Rex reflects the popular perception. AFP public information officers who insist on calling these corruption scandals "isolated cases", or the work of a few incorrigible scalawags, have seen their credibility sink to an all-time low.
Malacañang and the AFP hierarchy continue to delude the public with such soap operas as the stiffly staged "apology" of some Oakwood leaders to their boss of bosses. Even as an exercise in propaganda, this zarzuela was a certified stinkeroo. If Palace and AFP strategists thought they took even one small step toward addressing those "roots" and "provocations" cited in the Feliciano Commission Report, they are deeper into la-la land than I thought.
Just look at this problem of systemic corruption. Lets leave to future columns the Feliciano Commissions recommendations on, say, the graft-ridden Armed Forces Retirement and Benefits System, or the failed AFP modernization, or the decrepit state of AFP medical services. Lets also defer discussion of what the Commission euphemistically termed the "inadequacies of AFP housing for officers and enlisted personnel".
Those "inadequacies" can actually be reduced to a few sensitive questions: How come long-retired officers, some of whom now hold high government office, still occupy AFP housing? Why do some officers, both retired and still in active service, own properties titled in their personal names at areas located, for example, right outside Forbes Park? How come some officers own several properties in former military reservations, whereas others not so lucky have none at all after a full career of distinguished and untainted service?
Apropos of these questions, Annexes "J" through "O" of the Commissions Report make particularly riveting reading. I suggest you peruse them.
But we digress.
Regarding corruption in the AFPs procurement system, the main source of the loot of crooked officials, the Feliciano Commission analyzed certain practices which have become institutionalized in the system. Last time, we dealt with "conversion", a term which has become notorious in the Garcia case.
The Report also went into such phenomena as "centrally managed funds," the 30 percent of maintenance and other operating expenses (MOOE) withheld and treated as "contingency funds" subject to the control of AFP headquarters and commanders of major service units.
There is "washing" or the laundering of funds through a sort of mutual help process whereby friendly commanders assist a commander of another unit in converting allocated funds to cash.
Also, the familiar "rigged bidding". And "splitting of purchase orders", where goods to be procured are divided into several POs, each of which is carefully calculated to fall within the signing authority of the commander of the service units.
That these practices still thrive suggests that the recommendations of the Feliciano Commission have been ignored, or given merely lip service. There may have been some token measures adopted by the AFP, but the roots of corruption have not been adequately addressed.
Reform certainly cannot happen overnight. Thats the mantra of military spokesmen in response to allegations of indifference and dilatoriness in implementing anti-corruption steps.

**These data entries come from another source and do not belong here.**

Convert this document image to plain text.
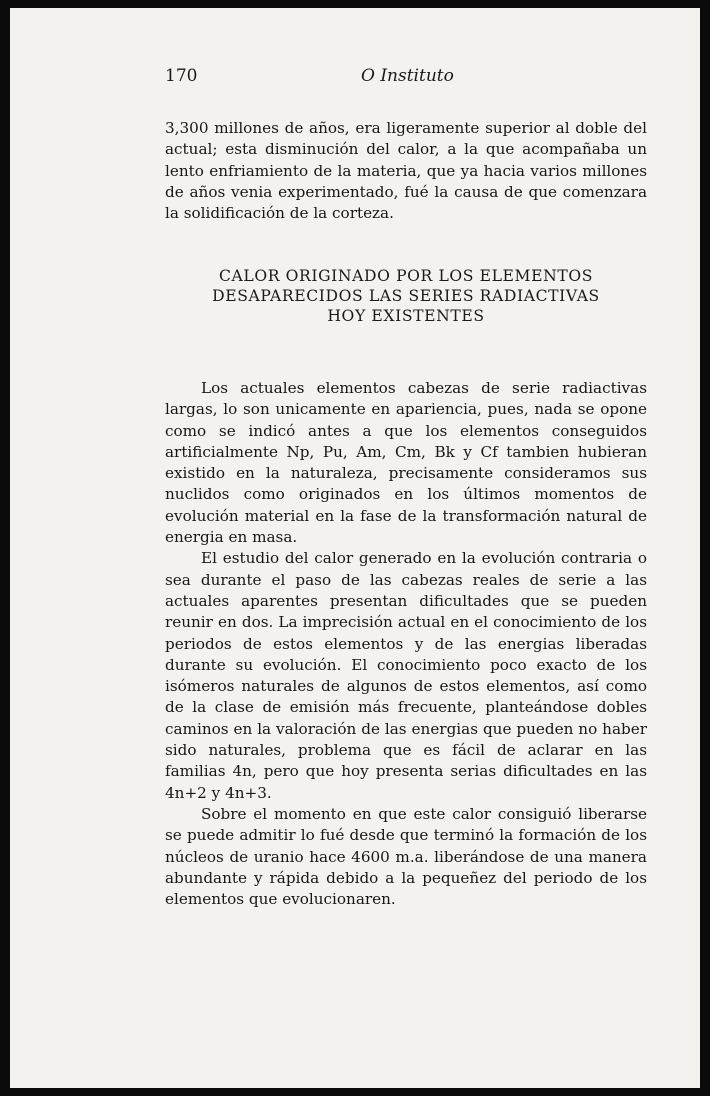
170	O Instituto

3,300 millones de años, era ligeramente superior al doble del actual; esta disminución del calor, a la que acompañaba un lento enfriamiento de la materia, que ya hacia varios millones de años venia experimentado, fué la causa de que comenzara la solidificación de la corteza.

CALOR ORIGINADO POR LOS ELEMENTOS
DESAPARECIDOS LAS SERIES RADIACTIVAS
HOY EXISTENTES

Los actuales elementos cabezas de serie radiactivas largas, lo son unicamente en apariencia, pues, nada se opone como se indicó antes a que los elementos conseguidos artificialmente Np, Pu, Am, Cm, Bk y Cf tambien hubieran existido en la naturaleza, precisamente consideramos sus nuclidos como originados en los últimos momentos de evolución material en la fase de la transformación natural de energia en masa.

El estudio del calor generado en la evolución contraria o sea durante el paso de las cabezas reales de serie a las actuales aparentes presentan dificultades que se pueden reunir en dos. La imprecisión actual en el conocimiento de los periodos de estos elementos y de las energias liberadas durante su evolución. El conocimiento poco exacto de los isómeros naturales de algunos de estos elementos, así como de la clase de emisión más frecuente, planteándose dobles caminos en la valoración de las energias que pueden no haber sido naturales, problema que es fácil de aclarar en las familias 4n, pero que hoy presenta serias dificultades en las 4n+2 y 4n+3.

Sobre el momento en que este calor consiguió liberarse se puede admitir lo fué desde que terminó la formación de los núcleos de uranio hace 4600 m.a. liberándose de una manera abundante y rápida debido a la pequeñez del periodo de los elementos que evolucionaren.
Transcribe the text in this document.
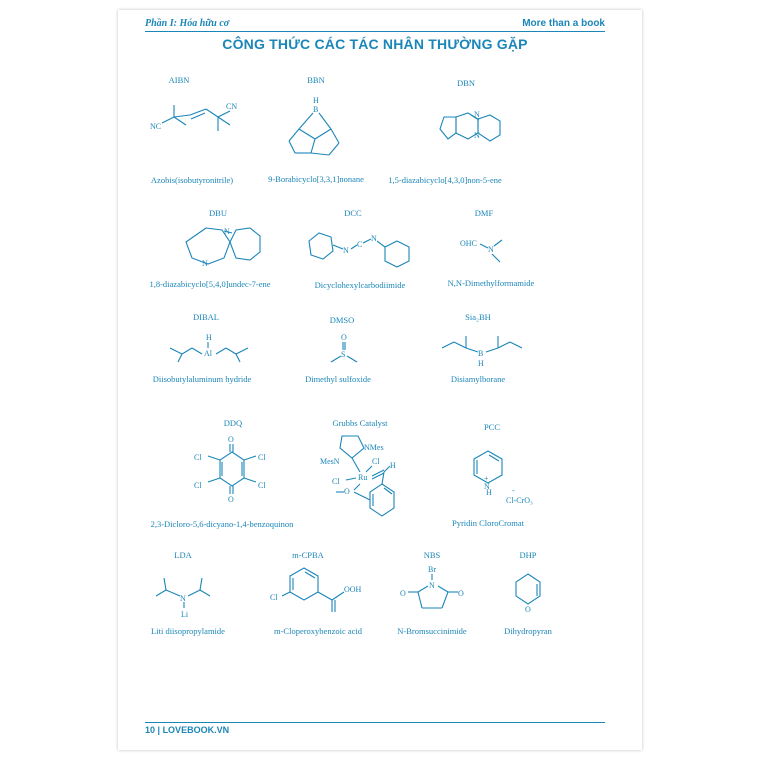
Phần I: Hóa hữu cơ	More than a book
CÔNG THỨC CÁC TÁC NHÂN THƯỜNG GẶP
AIBN
NC
CN
Azobis(isobutyronitrile)
BBN
H
B
9-Borabicyclo[3,3,1]nonane
DBN
N
N
1,5-diazabicyclo[4,3,0]non-5-ene
DBU
N
N
1,8-diazabicyclo[5,4,0]undec-7-ene
DCC
N
C
N
Dicyclohexylcarbodiimide
DMF
OHC
N
N,N-Dimethylformamide
DIBAL
H
Al
Diisobutylaluminum hydride
DMSO
O
S
Dimethyl sulfoxide
Sia₂BH
B
H
Disiamylborane
DDQ
O
O
Cl	Cl
Cl	Cl
2,3-Dicloro-5,6-dicyano-1,4-benzoquinon
Grubbs Catalyst
NMes
MesN
Ru
Cl
Cl
H
O
PCC
+
N
H	-
Cl-CrO₃
Pyridin CloroCromat
LDA
N
Li
Liti diisopropylamide
m-CPBA
Cl
OOH
m-Cloperoxybenzoic acid
NBS
Br
N
O	O
N-Bromsuccinimide
DHP
O
Dihydropyran
10 | LOVEBOOK.VN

The problem, whenever these scandals in the AFP break out, is that the military leaderships lack of resolute action, notwithstanding public declarations of undying commitment to the cause of reform, stand out in bold relief.
The real tragedy with high-level commissions such as the Feliciano Commission, and the Davide Commission which looked into the 1989 coup attempt, is that their astute findings and recommendations, arrived at after lengthy hearings and great expense to taxpayers, are largely swept under the rug.
Rex Robles, albeit now tight-lipped, was probably right: The AFP is really termite-infested and that house, even without an Intensity 6.6 earthquake, may collapse of its own weight. Unless . . . well, unless what?